Humphrey did not answer. He didn’t feel like talking.
“I’m not going to be convicted. Firstly, I’m innocent. Secondly, even if I had killed these people, there were no witnesses. Your ‘evidence’ is just tracks. Tracks covered by snow.”
“And the blood on your tunic,” Humphrey said, pointing to the rich, but dirty clothing of the noble. Gui glanced down onto his own chest, on the stains of wine and blood.
“Ah. There is that” he said calmly.
Humphrey didn’t like this. He didn’t like how this man was not nervous. How he talked about his innocence in such a casual, conversational tone. Like he didn’t care he had just been accused of murder. He didn’t care because he knew there would not be consequences. That made Humphrey angry. Gui’s confidence, it was the confidence of a man who knew he could get away with anything. Most nobles had a bit of that confidence – the murder of a common born person did not matter much. The harshest punishment was a fine. But at least there was the infamity. Which didn’t seem to worry Gui much. Humphrey’s knuckles turned white as he clenched his fist on Dragonfly’s rein. She threw her head up and down a bit, annoyed with him. He loosened his grip.
Gui watched the young Hospitaller with interest.
“You know boy,” Gui said, scorn dripping from the word ‘boy’, “I’ve seen many like you come and go, thinking they can make a change. You can’t. For your own sake, learn that quickly!”
Humphrey wished he could give Gui good smack on the head. He wished bring him to the scene of the murder and rub his face in the bloodied snow, like people did when training a puppy.

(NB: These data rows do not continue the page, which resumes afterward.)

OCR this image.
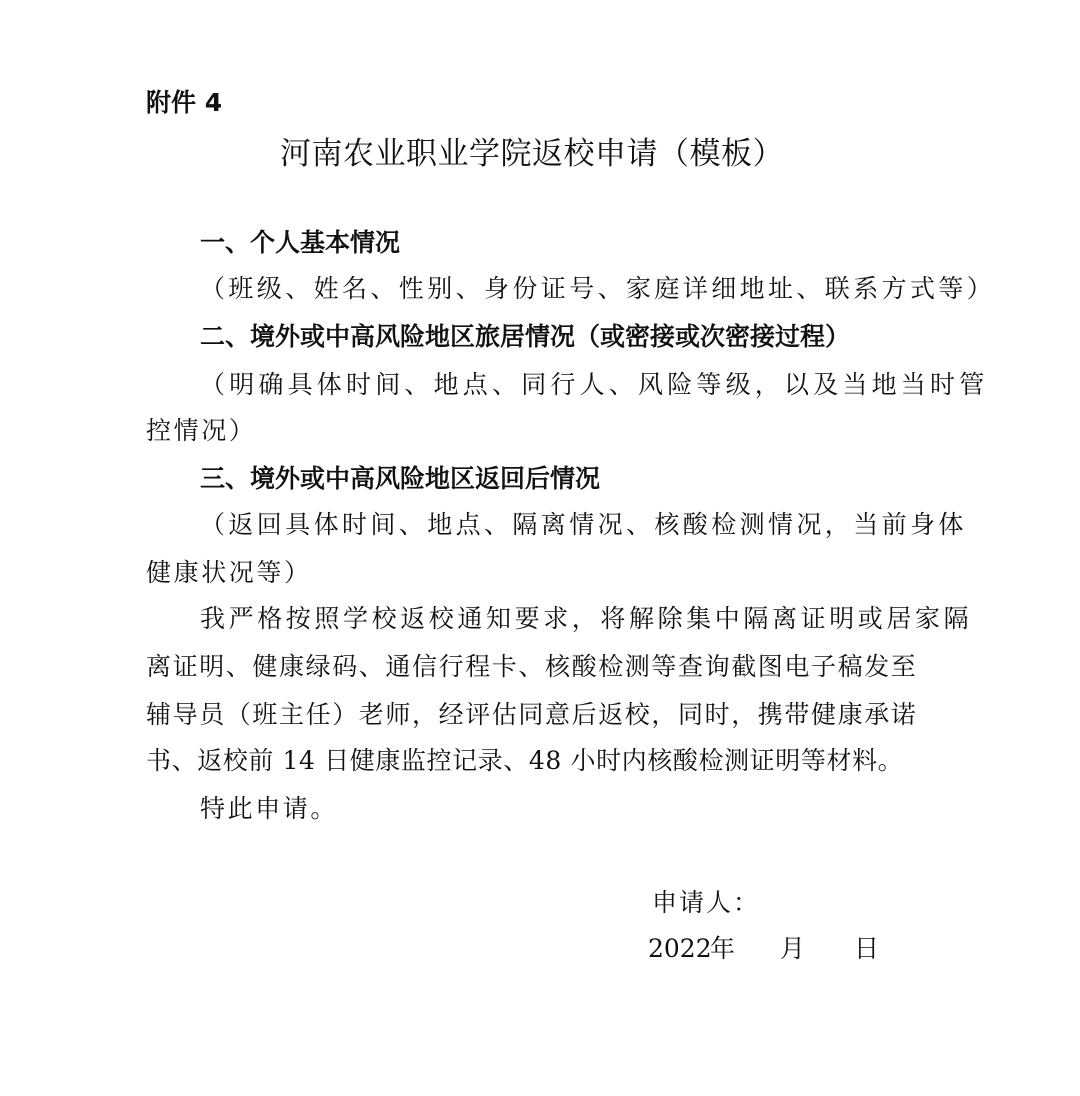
附件 4
河南农业职业学院返校申请（模板）
一、个人基本情况
（班级、姓名、性别、身份证号、家庭详细地址、联系方式等）
二、境外或中高风险地区旅居情况（或密接或次密接过程）
（明确具体时间、地点、同行人、风险等级，以及当地当时管
控情况）
三、境外或中高风险地区返回后情况
（返回具体时间、地点、隔离情况、核酸检测情况，当前身体
健康状况等）
我严格按照学校返校通知要求，将解除集中隔离证明或居家隔
离证明、健康绿码、通信行程卡、核酸检测等查询截图电子稿发至
辅导员（班主任）老师，经评估同意后返校，同时，携带健康承诺
书、返校前 14 日健康监控记录、48 小时内核酸检测证明等材料。
特此申请。
申请人：
2022年 月 日
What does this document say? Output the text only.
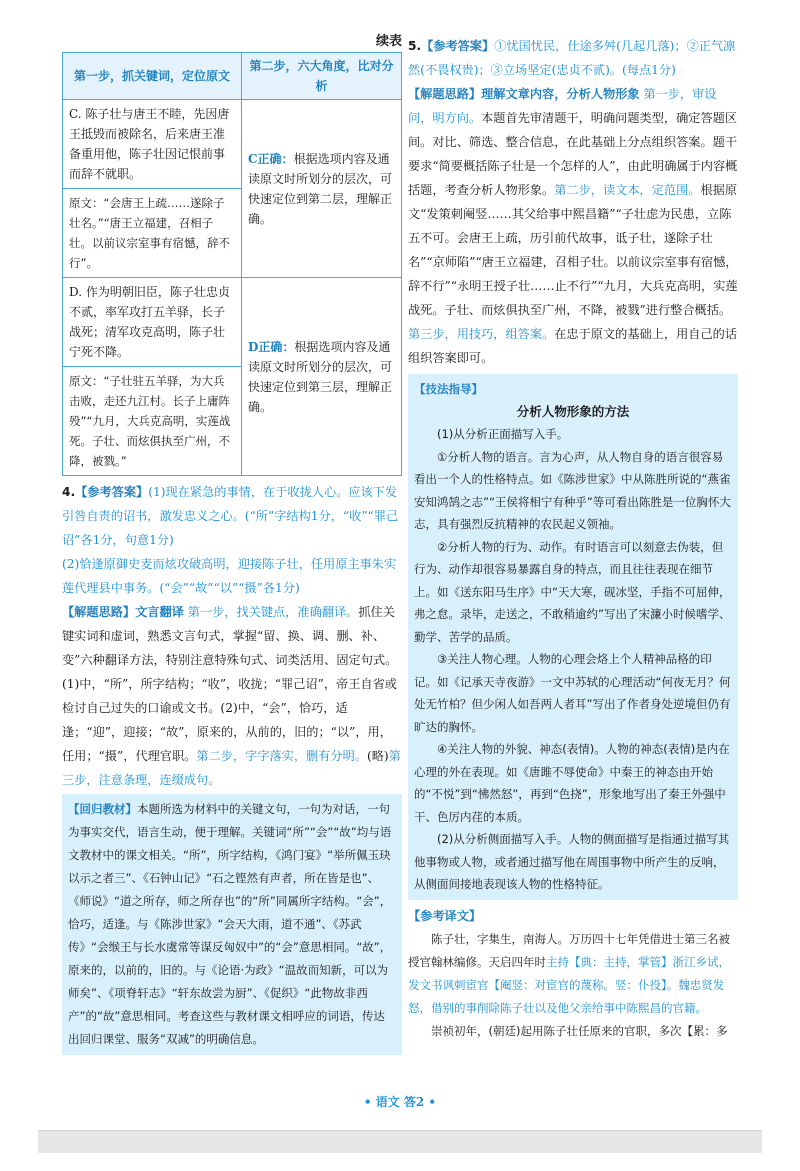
续表
第一步，抓关键词，定位原文	第二步，六大角度，比对分析
C. 陈子壮与唐王不睦，先因唐王抵毁而被除名，后来唐王准备重用他，陈子壮因记恨前事而辞不就职。	C正确：根据选项内容及通读原文时所划分的层次，可快速定位到第二层，理解正确。
原文：“会唐王上疏……遂除子壮名。”“唐王立福建，召相子壮。以前议宗室事有宿憾，辞不行”。	
D. 作为明朝旧臣，陈子壮忠贞不贰，率军攻打五羊驿，长子战死；清军攻克高明，陈子壮宁死不降。	D正确：根据选项内容及通读原文时所划分的层次，可快速定位到第三层，理解正确。
原文：“子壮驻五羊驿，为大兵击败，走还九江村。长子上庸阵殁”“九月，大兵克高明，实莲战死。子壮、而炫俱执至广州，不降，被戮。”	

4.【参考答案】(1)现在紧急的事情，在于收拢人心。应该下发引咎自责的诏书，激发忠义之心。(“所”字结构1分，“收”“罪己诏”各1分，句意1分)

(2)恰逢原御史麦而炫攻破高明，迎接陈子壮，任用原主事朱实莲代理县中事务。(“会”“故”“以”“摄”各1分)

【解题思路】文言翻译 第一步，找关键点，准确翻译。抓住关键实词和虚词，熟悉文言句式，掌握“留、换、调、删、补、变”六种翻译方法，特别注意特殊句式、词类活用、固定句式。(1)中，“所”，所字结构；“收”，收拢；“罪己诏”，帝王自省或检讨自己过失的口谕或文书。(2)中，“会”，恰巧，适逢；“迎”，迎接；“故”，原来的，从前的，旧的；“以”，用，任用；“摄”，代理官职。第二步，字字落实，删有分明。(略)第三步，注意条理，连缀成句。

【回归教材】本题所选为材料中的关键文句，一句为对话，一句为事实交代，语言生动，便于理解。关键词“所”“会”“故”均与语文教材中的课文相关。“所”，所字结构，《鸿门宴》“举所佩玉玦以示之者三”、《石钟山记》“石之铿然有声者，所在皆是也”、《师说》“道之所存，师之所存也”的“所”同属所字结构。“会”，恰巧，适逢。与《陈涉世家》“会天大雨，道不通”、《苏武传》“会缑王与长水虞常等谋反匈奴中”的“会”意思相同。“故”，原来的，以前的，旧的。与《论语·为政》“温故而知新，可以为师矣”、《项脊轩志》“轩东故尝为厨”、《促织》“此物故非西产”的“故”意思相同。考查这些与教材课文相呼应的词语，传达出回归课堂、服务“双减”的明确信息。

5.【参考答案】①忧国忧民，仕途多舛(几起几落)；②正气凛然(不畏权贵)；③立场坚定(忠贞不贰)。(每点1分)

【解题思路】理解文章内容，分析人物形象 第一步，审设问，明方向。本题首先审清题干，明确问题类型，确定答题区间。对比、筛选、整合信息，在此基础上分点组织答案。题干要求“简要概括陈子壮是一个怎样的人”，由此明确属于内容概括题，考查分析人物形象。第二步，读文本，定范围。根据原文“发策刺阉竖……其父给事中熙昌籍”“子壮虑为民患，立陈五不可。会唐王上疏，历引前代故事，诋子壮，遂除子壮名”“京师陷”“唐王立福建，召相子壮。以前议宗室事有宿憾，辞不行”“永明王授子壮……止不行”“九月，大兵克高明，实莲战死。子壮、而炫俱执至广州，不降，被戮”进行整合概括。第三步，用技巧，组答案。在忠于原文的基础上，用自己的话组织答案即可。

【技法指导】
分析人物形象的方法

(1)从分析正面描写入手。

①分析人物的语言。言为心声，从人物自身的语言很容易看出一个人的性格特点。如《陈涉世家》中从陈胜所说的“燕雀安知鸿鹄之志”“王侯将相宁有种乎”等可看出陈胜是一位胸怀大志，具有强烈反抗精神的农民起义领袖。

②分析人物的行为、动作。有时语言可以刻意去伪装，但行为、动作却很容易暴露自身的特点，而且往往表现在细节上。如《送东阳马生序》中“天大寒，砚冰坚，手指不可屈伸，弗之怠。录毕，走送之，不敢稍逾约”写出了宋濂小时候嗜学、勤学、苦学的品质。

③关注人物心理。人物的心理会烙上个人精神品格的印记。如《记承天寺夜游》一文中苏轼的心理活动“何夜无月？何处无竹柏？但少闲人如吾两人者耳”写出了作者身处逆境但仍有旷达的胸怀。

④关注人物的外貌、神态(表情)。人物的神态(表情)是内在心理的外在表现。如《唐雎不辱使命》中秦王的神态由开始的“不悦”到“怫然怒”，再到“色挠”，形象地写出了秦王外强中干、色厉内荏的本质。

(2)从分析侧面描写入手。人物的侧面描写是指通过描写其他事物或人物，或者通过描写他在周围事物中所产生的反响，从侧面间接地表现该人物的性格特征。

【参考译文】

陈子壮，字集生，南海人。万历四十七年凭借进士第三名被授官翰林编修。天启四年时主持【典：主持，掌管】浙江乡试，发文书讽刺宦官【阉竖：对宦官的蔑称。竖：仆役】。魏忠贤发怒，借别的事削除陈子壮以及他父亲给事中陈熙昌的官籍。

崇祯初年，(朝廷)起用陈子壮任原来的官职，多次【累：多

• 语文 答2 •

But he couldn’t do any of these things. Gui was a noble and he had rights. Only royal justice could ignore these rights.
The weather was getting colder now, and the wind seemed to be blowing right through them, making everyone cold and gloomy. They rode on in silence once again until they reached the road on which the pilgrims had been killed. The corpses were no longer there. Brother Lawrence the sergeant, must have brought people to take them away for burial. Humphrey stared at the blood-stained snow, then at the blood-stained shirt of Gui de Velle. He stopped his horse sharply. All the knights all followed suit, just as they were supposed to. Gui had no choice but to stop too – his horse was attached at the lead to that of one of the Hospitallers.
“Get off that horse,” Humphrey growled at the prisoner. The nobleman raised his thin eyebrows curiously.
“I want you to see something,”
They walked towards the exact spot where the pilgrims’ bodies once lay. Gui shrugged his shoulders.
“I know what blood looks like,” he said, offhandedly.
“I know you do,” Humphrey said softly.
He gritted his teeth. He knew that what he was about to do was wrong. But he also knew that the court would never convict Gui de Velle. Not a man of his station. No, they would say there is no evidence. And even if, by some miracle, Gui was convicted, he would be punished with a fine, no more. Then he would return to his practice of venting out his anger on any commoner unfortunate enough to offend him.
Humphrey, his mind made up, suddenly kicked the nobleman in the back of his legs. Gui fell, hard, onto his knees. There was disbelief on his face now. And fear. He turned his head this way and that, bewildered as the other knights rode up, forming a circle around them.
“What are you doing?” he kept repeating in confusion.
Humphrey didn’t reply. He drew his sword, a heavy broadsword which he inherited from his grandfather, and in one clean swing, beheaded Gui, splattering the snow with even more blood. The crows above them began to caw.